The site selected for the race was a faultless plain of ice near Amsterdam, on that great arm of the Zuider Zee which Dutchmen of course must call—the Eye. The townspeople turned out in large numbers. Strangers in the city deemed it a fine chance to see what was to be seen. Many a peasant from the northward had wisely chosen the Twentieth as the day for the next city-trading. It seemed that everybody, young and old, who had wheels, skates or feet at command, had hastened to the scene.
There were the gentry in their coaches, dressed like Parisians, fresh from the Boulevards; Amsterdam children in charity uniforms; girls from the Roman Catholic Orphan House, in sable gowns and white head-bands; boys from the Burgher Asylum, with their black tights and short-skirted, harlequin coats.[29] There were old-fashioned gentlemen in cocked hats and velvet knee-breeches; old-fashioned ladies, too, in stiff, quilted skirts and bodies of dazzling brocade. These were accompanied by servants bearing foot-stoves and cloaks. There were the peasant folk arrayed in every possible Dutch costume—Shy young rustics in brazen buckles; simple village maidens concealing their flaxen hair under fillets of gold; women whose long, narrow aprons were stiff with embroidery; women with short, corkscrew curls hanging over their foreheads; women with shaved heads and close-fitting caps, and women in striped skirts and windmill bonnets. Men in leather, in homespun, in velvet and broadcloth; burghers in model European attire, and burghers in short jackets, wide trousers and steeple-crowned hats.
There were beautiful Friesland girls in wooden shoes and coarse petticoats, with solid gold crescents encircling their heads, finished at each temple with a golden rosette, and hung with lace a century old. Some wore necklaces, pendants and earrings of the purest gold. Many were content with gilt or even with brass, but it is not an uncommon thing for a Friesland woman to have all the family treasure in her head-gear. More than one rustic lass displayed the value of two thousand guilders upon her head that day.
Scattered throughout the crowd were peasants from the Island of Marken, with sabots, black stockings, and the widest of breeches; also women from Marken with short blue petticoats, and black jackets, gaily figured in front. They wore red sleeves, white aprons, and a cap like a bishop's mitre over their golden hair.

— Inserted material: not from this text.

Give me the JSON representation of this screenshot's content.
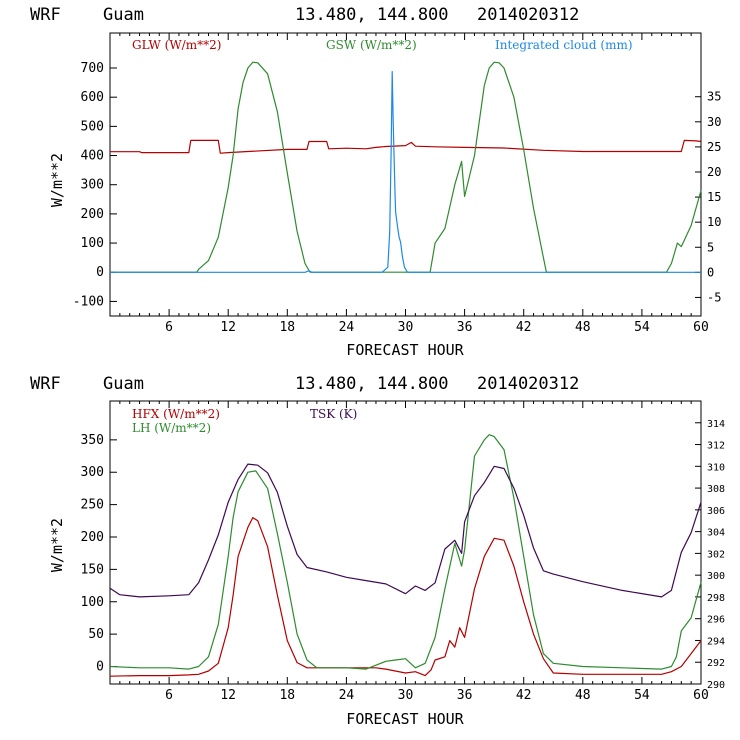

The children often were as quaint and odd-looking as their elders. In short, one-third of the crowd seemed to have stepped bodily from a collection of Dutch paintings.
Everywhere could be seen tall women, and stumpy men, lively faced girls, and youths whose expression never changed from sunrise to sunset.
There seemed to be at least one specimen from every known town in Holland. There were Utrecht water bearers, Gouda cheese makers, Delft pottery-men, Schiedam distillers, Amsterdam diamond-cutters, Rotterdam merchants, dried up herring-packers, and two sleepy-eyed shepherds from Texel. Every man of them had his pipe and tobacco-pouch. Some carried what might be called the smoker's complete outfit—a pipe, tobacco, a pricker with which to clean the tube, a silver net for protecting the bowl, and a box of the strongest of brimstone matches.
A true Dutchman, you must remember, is rarely without his pipe on any possible occasion. He may for a moment neglect to breathe, but when the pipe is forgotten, he must be dying indeed. There were no such sad cases here. Wreaths of smoke were rising from every possible quarter. The more fantastic the smoke wreath, the more placid and solemn the smoker.
Look at those boys and girls on stilts! That is a good idea. They can see over the heads of the tallest. It is strange to see those little bodies high in the air, carried about on mysterious legs. They have such a resolute look on their round faces, what wonder that nervous old gentlemen, with tender feet, wince and tremble while the long-legged little monsters stride past them.
You will read in certain books that the Dutch are a quiet people—so they are generally—but listen: did ever you hear such a din? All made up of human voices—no, the horses are helping somewhat, and the fiddles are squeaking pitifully (how it must pain fiddles to be tuned!) but the mass of the sound comes from the great vox humana that belongs to a crowd.